9,000-year-old signs of farming found in India's Ganga plains
|View of the lush Indo-Gangetic plains |
[Credit: Rajesh Karkera]
A team of dedicated scientists led by Anjali Trivedi of BSIP and D P Tiwari, professor of Ancient Indian History and Archaeology department of LU found the 9,000-year-old pollen which proved existence of agricultural practices in the region during the Mesolithic age.
The study revealed that the region from Rae Bareli to Unnao had climate and vegetation suitable for farming at a time when humans in most of the world were surviving on hunting and trying to find new vegetable food sources.

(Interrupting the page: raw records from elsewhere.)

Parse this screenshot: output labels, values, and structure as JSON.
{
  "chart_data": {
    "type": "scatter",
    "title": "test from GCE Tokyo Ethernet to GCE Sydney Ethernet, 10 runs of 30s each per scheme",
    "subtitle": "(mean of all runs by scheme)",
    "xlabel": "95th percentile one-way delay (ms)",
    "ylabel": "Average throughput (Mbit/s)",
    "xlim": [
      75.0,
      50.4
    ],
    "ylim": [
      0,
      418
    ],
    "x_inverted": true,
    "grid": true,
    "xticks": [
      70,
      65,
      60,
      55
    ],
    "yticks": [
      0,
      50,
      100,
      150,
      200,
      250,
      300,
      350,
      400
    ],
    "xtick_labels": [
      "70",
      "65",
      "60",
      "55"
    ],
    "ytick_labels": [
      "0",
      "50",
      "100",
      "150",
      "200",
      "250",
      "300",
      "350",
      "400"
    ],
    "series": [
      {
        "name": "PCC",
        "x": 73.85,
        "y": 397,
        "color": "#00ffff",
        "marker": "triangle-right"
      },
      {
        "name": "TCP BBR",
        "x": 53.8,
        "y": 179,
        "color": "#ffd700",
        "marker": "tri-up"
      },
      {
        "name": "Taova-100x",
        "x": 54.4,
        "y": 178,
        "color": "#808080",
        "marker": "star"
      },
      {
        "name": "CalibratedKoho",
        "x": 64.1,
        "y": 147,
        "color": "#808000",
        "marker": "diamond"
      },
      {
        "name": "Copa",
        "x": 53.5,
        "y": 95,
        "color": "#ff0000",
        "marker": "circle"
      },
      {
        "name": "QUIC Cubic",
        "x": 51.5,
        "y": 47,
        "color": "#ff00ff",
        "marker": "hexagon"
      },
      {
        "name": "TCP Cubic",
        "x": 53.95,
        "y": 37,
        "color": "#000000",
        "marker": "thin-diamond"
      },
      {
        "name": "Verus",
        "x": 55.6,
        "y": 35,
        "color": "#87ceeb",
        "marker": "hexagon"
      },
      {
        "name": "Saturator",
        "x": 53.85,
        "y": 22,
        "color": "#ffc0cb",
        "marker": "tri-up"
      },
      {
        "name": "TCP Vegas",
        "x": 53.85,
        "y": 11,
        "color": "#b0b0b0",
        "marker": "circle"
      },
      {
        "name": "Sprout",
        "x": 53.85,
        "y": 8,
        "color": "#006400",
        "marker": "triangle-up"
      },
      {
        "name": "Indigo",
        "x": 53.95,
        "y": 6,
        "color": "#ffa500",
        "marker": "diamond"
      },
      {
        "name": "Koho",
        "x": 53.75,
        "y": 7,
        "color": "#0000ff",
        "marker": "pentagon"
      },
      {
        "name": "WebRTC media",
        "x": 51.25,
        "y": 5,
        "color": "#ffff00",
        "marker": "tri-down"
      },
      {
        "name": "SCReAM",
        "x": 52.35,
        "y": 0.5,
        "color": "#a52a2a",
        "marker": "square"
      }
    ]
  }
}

"It could broadly be termed the Mesolithic (middle stone age) age and the area seemed to have human habitat with organised agricultural practices," said Anjali Trivedi.
The study not only throws light on the climate, culture and human habitat it will also help in studying future climatic conditions. Moreover, it will help study palaeo lakes which include shifting of river due to tectonic activities or other reasons, she added.
Trivedi said the institute had earlier conducted a study on vegetation and climate change in the central Ganga plain from Jalesar Taal in Unnao. "This study will help in making a comparative study of the two districts," she said . The tree pollen invaded the grasslands with the increase in aquatic pollen portraying the strengthened monsoon which will help in studying future climatic condition and global warming, she said.